For instance, a sudden idea in the shower might lead to an hour of work equivalent in value to the rest of the month’s efforts.
Does it mean that you should slack off, wait for the brilliant insight? No. That’s the problem with the Pareto distribution in general.
Maybe you are running a company and figure that 20% of your employees do 80% of the work. So you fire the 80% that are less productive. And what happens? Maybe you find out that Joe, who seemed unproductive, was holding your business together and you need to rehire him quickly.
The fundamental issue is that you have limited knowledge. You do not know where the value lies when you are in the middle of it. So by slacking off, you are likely to just greatly diminish the probability that you will have a sudden burst of high productivity.
Long term, you can probably identify the less productive activities. Maybe you have been going to these meetings for two years now, and nothing got done.
But this like side project of yours, that looks like a waste of time, could be (truly) the most important work you could be doing.
So you should humble and patient. Don’t waste time micromanaging yourself or others. You know less than you think.
2025-07-10 04:33:11
The Apple M2, introduced in 2022, and the Apple M4, launched in 2024, are both ARM-based system-on-chip (SoC) designs featuring unified memory architecture. That is, they use the same memory for both graphics (GPU) and main computations (CPU). The M2 processor relies on LPDDR5 memory whereas the M4 relies on LPDDR5X which should provide slightly more bandwidth.
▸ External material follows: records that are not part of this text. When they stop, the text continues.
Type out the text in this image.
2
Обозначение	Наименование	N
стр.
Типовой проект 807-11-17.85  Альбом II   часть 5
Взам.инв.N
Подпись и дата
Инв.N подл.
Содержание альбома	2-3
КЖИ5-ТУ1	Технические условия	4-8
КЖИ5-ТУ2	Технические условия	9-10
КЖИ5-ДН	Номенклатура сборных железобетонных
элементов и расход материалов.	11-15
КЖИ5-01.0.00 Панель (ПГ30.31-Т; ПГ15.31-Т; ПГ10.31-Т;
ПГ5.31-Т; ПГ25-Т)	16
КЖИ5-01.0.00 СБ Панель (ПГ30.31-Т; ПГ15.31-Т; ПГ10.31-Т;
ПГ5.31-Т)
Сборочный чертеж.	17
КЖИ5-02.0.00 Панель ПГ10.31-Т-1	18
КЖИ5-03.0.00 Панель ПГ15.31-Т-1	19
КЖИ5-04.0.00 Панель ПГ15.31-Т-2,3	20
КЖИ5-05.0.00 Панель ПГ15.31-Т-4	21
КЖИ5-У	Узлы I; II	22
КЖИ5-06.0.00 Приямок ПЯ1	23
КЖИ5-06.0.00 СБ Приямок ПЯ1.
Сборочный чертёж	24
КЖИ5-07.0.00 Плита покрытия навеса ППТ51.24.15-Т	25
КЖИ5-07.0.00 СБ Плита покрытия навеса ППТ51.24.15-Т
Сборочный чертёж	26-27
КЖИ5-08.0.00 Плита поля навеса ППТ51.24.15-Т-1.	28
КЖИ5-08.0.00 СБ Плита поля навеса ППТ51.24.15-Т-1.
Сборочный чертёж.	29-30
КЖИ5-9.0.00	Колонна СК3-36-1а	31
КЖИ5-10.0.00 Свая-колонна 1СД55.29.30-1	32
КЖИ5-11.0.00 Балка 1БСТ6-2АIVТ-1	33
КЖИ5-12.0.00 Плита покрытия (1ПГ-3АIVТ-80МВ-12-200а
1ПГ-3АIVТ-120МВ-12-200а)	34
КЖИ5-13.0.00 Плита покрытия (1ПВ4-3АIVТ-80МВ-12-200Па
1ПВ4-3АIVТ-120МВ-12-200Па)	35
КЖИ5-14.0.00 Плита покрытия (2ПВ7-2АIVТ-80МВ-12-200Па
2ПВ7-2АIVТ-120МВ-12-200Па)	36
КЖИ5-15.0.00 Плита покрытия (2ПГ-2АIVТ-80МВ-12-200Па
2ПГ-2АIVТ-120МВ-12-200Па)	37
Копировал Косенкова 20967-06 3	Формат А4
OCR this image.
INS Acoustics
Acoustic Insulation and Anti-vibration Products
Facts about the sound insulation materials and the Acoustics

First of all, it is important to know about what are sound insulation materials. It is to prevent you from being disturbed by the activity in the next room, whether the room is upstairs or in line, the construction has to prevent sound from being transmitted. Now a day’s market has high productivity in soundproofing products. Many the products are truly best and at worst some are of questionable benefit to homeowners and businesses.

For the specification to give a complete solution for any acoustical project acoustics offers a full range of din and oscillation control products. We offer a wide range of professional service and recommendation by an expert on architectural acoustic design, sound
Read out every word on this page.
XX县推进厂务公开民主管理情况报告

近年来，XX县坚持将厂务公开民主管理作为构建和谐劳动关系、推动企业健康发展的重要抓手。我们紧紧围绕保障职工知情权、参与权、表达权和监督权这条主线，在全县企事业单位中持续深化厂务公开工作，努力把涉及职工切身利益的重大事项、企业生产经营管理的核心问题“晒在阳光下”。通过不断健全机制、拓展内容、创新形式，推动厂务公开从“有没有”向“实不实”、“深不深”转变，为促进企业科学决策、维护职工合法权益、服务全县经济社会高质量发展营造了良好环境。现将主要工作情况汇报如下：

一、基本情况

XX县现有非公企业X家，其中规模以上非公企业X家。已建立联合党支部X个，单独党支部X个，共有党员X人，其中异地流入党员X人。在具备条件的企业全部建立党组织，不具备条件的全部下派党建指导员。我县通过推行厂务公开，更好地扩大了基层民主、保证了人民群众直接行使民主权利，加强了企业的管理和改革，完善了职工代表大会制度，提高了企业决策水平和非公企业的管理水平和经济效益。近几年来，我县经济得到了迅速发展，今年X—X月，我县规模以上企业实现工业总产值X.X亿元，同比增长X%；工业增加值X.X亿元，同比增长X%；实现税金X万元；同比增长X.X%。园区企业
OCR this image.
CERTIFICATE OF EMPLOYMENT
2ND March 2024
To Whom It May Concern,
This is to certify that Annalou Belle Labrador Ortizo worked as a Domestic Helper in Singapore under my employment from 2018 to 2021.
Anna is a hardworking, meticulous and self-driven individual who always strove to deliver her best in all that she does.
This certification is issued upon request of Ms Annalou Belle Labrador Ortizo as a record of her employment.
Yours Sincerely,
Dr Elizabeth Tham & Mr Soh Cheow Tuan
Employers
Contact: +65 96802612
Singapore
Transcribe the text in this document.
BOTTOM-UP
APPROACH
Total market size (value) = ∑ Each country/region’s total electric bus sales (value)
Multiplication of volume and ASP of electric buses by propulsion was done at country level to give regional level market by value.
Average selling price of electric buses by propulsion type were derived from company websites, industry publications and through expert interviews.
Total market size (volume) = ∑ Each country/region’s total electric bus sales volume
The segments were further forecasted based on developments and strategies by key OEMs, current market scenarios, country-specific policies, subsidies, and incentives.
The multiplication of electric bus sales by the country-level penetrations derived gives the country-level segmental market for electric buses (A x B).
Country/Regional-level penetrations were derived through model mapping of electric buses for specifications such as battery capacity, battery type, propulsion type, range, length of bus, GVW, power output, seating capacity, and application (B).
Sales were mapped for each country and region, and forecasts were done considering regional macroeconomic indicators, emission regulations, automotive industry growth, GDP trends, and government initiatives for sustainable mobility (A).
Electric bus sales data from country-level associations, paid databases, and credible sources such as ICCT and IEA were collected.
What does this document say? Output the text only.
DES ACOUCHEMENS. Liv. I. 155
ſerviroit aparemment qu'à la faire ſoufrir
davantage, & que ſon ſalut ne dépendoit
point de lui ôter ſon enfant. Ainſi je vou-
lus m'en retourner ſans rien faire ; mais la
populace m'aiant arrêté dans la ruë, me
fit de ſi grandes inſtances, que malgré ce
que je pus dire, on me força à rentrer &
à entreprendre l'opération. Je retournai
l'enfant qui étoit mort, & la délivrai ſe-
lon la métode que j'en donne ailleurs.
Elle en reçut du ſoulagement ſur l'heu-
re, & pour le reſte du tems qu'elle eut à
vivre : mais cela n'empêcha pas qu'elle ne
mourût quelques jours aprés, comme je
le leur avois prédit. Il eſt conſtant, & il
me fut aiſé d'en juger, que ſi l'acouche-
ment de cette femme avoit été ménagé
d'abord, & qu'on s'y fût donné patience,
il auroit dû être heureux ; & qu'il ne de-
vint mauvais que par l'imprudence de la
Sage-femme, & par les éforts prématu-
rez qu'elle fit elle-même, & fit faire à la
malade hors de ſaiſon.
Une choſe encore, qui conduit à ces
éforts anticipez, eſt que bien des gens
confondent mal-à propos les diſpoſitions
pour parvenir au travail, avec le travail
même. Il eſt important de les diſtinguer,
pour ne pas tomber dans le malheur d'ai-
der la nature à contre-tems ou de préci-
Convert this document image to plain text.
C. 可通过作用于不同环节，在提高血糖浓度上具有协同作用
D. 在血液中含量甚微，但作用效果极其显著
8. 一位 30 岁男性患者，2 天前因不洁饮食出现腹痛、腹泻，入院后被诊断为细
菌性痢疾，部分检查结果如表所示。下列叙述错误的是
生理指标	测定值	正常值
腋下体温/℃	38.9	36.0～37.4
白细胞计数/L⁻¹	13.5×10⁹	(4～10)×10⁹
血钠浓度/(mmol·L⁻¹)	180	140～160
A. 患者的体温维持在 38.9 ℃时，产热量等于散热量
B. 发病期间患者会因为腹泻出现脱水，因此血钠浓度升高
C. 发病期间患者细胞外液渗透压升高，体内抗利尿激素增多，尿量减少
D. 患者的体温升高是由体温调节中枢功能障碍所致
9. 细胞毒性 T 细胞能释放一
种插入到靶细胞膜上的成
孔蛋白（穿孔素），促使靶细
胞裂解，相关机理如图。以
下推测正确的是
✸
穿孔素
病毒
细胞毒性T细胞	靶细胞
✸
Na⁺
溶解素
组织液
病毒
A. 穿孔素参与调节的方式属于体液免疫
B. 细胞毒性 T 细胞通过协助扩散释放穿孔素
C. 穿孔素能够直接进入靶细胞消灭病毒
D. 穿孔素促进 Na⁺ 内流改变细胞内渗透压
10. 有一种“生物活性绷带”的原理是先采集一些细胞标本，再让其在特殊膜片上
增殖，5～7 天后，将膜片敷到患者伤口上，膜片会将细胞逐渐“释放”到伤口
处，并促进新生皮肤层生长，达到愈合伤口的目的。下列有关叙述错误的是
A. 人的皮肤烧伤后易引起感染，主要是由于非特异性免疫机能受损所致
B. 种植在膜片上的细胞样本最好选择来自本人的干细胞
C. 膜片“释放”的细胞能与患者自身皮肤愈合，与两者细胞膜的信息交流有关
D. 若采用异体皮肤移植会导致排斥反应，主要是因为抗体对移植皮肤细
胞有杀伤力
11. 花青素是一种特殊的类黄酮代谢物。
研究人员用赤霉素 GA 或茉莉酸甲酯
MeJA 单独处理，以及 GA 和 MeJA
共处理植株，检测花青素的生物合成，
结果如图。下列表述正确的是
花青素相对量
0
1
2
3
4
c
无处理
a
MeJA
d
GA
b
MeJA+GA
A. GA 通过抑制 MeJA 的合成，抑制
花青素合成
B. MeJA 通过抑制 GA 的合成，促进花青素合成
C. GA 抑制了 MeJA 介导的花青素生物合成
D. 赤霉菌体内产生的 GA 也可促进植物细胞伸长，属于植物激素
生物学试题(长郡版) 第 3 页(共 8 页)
The exact bandwidth you get from an Apple system depends on your configuration. But I am interested in single-core random access performance. To measure this performance, I construct a large array of indexes. These indexes form a random loop: starting from any element, if you read its value, treat it as an index, move to this index and so forth, you will visit each and every element in the large array. This type of benchmark is often described as ‘pointer chasing’ since it simulates what happens when your software is filled with pointers to data structures which themselves are made of pointers, and so forth.
When loading any value from memory, there is a latency of many cycles. Thankfully, modern processors can sustain many such loads at the same time. How many depends on the processor but modern processors can sustain tens of memory requests at any given time. This phenomenon is part of what we call memory-level parallelism : the ability of the memory subsystem to sustain many tasks at once.
Thus we can split the pointer-chasing benchmark into lanes. Instead of starting at just one place, you can start at two locations at once, one at the ‘beginning’ and the other at the midpoint. And so forth. I refer the number of such divisions as a ‘lane’. So it is one lane, two lanes and so forth. Obviously, the more lanes you have, the faster you can go. From how fast you can go, you can estimate the effective bandwidth by assuming that each hit in the array is equivalent to loading a cache line (128 bytes). The array is made of over 33 million 64-bit words.
I run my benchmarks on two processors (Apple M2 and Apple M4). I have to limit the number of lanes since beyond a certain point, there is too much noise. A maximum of 28 lanes works well.
Maybe unsurprisingly, I find that the difference between the M4 and the M2 is not enormous (about 15%). Both processors can visibly sustain 28 lanes.